Well, at least it used to be. Now Muichiro is beginning to wonder if he really should reconsider his stance on car ownership.
“Anyway, you can spot good stuff from the ferry,” Muichiro goes on, and then thinks: what a silly attempt at conversation this is.
“You’d laugh at me if you could,” he says, “wouldn’t you,” and is entirely convinced that this statement is correct.
Yes. He would most certainly laugh – at the birds, at the stubborn refusal to own a car, at the things that pass for conversation with Muichiro these days.
“You always used to,” he says. “Although I’m really not sure what room you had to talk. It’s not like picking fights with everyone who says anything to you is actually all that much better than only knowing to talk about birds.” Muichiro, feeling spiteful, picks up a tangerine from the bowl set against the base of the headstone beside him and begins to peel it, dropping the peel back into the bowl as he goes like a quiet insult. “You were a real jerk. Wonder if you knew that.”
Except that Muichiro can’t find it within himself, in spite of the accuracy of this statement, to feel as vindicated by finally coming out and saying it as he thought he would. Such is life. Two years on, he still can’t manage to say what he used to mean without a boulder-sized lump forcing its way into his throat.
“Anyway,” he forces himself to go on. “Giyuu and Shinobu-senpai are having a baby.”
This, too, would probably earn him an ugly disdainful look. He’s still going to say it. Yuichiro never hated either of them as much as he probably wanted his brother to believe he did.
“It’s due in October,” he says. “She isn’t doing so hot.”
Why am I even talking about this?, he thinks, but goes on anyway.
“Frankly, I find that whole situation horrifying,” Muichiro says.

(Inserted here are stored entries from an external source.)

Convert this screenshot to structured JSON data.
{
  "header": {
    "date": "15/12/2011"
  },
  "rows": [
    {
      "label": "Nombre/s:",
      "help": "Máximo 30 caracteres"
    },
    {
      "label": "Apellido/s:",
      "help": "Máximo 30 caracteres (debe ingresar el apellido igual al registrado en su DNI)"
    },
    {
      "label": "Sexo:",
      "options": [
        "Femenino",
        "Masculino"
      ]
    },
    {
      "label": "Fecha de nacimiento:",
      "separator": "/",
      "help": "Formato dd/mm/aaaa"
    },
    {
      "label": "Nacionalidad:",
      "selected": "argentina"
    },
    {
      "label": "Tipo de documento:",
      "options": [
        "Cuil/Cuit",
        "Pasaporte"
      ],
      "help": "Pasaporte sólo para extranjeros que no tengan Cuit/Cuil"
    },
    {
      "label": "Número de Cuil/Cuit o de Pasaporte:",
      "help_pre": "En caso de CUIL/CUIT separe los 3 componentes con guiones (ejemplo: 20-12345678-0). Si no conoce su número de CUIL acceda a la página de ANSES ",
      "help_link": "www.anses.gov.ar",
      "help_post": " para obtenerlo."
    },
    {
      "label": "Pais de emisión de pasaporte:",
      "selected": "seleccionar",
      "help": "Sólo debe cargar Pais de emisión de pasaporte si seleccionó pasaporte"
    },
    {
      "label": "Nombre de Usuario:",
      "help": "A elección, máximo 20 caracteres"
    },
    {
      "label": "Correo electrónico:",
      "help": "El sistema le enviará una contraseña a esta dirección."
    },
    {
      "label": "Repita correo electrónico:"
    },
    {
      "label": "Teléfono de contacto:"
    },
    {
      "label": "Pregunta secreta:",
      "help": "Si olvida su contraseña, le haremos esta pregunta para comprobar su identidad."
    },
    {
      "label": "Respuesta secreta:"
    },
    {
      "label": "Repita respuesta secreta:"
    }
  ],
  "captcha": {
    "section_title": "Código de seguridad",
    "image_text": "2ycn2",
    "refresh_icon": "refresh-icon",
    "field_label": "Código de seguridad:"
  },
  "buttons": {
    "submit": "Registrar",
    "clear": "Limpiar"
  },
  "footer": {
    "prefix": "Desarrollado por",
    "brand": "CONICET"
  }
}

He tilts back his head against the headstone and another bead of sweat rolls down his neck, this one following the curve of his shoulder. He hates that feeling. “It’s all very distasteful.”
It simply unnerves him, having known them both for as long as he has. He is also not fond of the strange symptoms Giyuu reports to him, or the anxiety for her safety that presses lines into both of their faces every time he sees them, or the fact of Shinobu acting as the temporary incubator of a tiny person in the first place. He does not want to think about her walking like a penguin. He especially does not want to think about the fact that she is also supposed to evict the tenant soon, and that people die doing that. But he doesn’t say any of this. There is a certain distance from Yuichiro that he learned long ago to maintain.
“Anyway, it seems terrible, and I’m not going to be their pet project anymore.” He peels off a segment of tangerine and pops it in his mouth; the oranges have been sitting in the sun so long that the juice is distastefully warm when it bursts on his tongue. “Which is only natural. We were never really family.”
He pauses.
“I think I was the practice round,” he says, “but my being their practice child didn’t propagate the species, so I guess biologically it makes sense.” Then he thinks, adds, “but then, we were never much of a family, either, were we.”
Muichiro forces down another too-warm segment of orange to force down the lump in his throat again.
“You really were a jerk,” he says. “I bet you wish you’d eaten me in the womb.”
But of course, saying this only makes that boulder-sized lump expand, and Muichiro wonders if this was what Yuichiro felt like in the final weeks of his life – barely able to open his throat enough to breathe. It is a dance he knows well.
Yuichiro never did really learn how to say what he meant without sixteen layers of barbed wire.
“Well,” Muichiro says shakily. “You didn’t, so happy birthday, I guess.”
He shoves the remaining half of the offering tangerine in his mouth at once.
“You’d be twenty-four,” he says. “I’ll do my best.”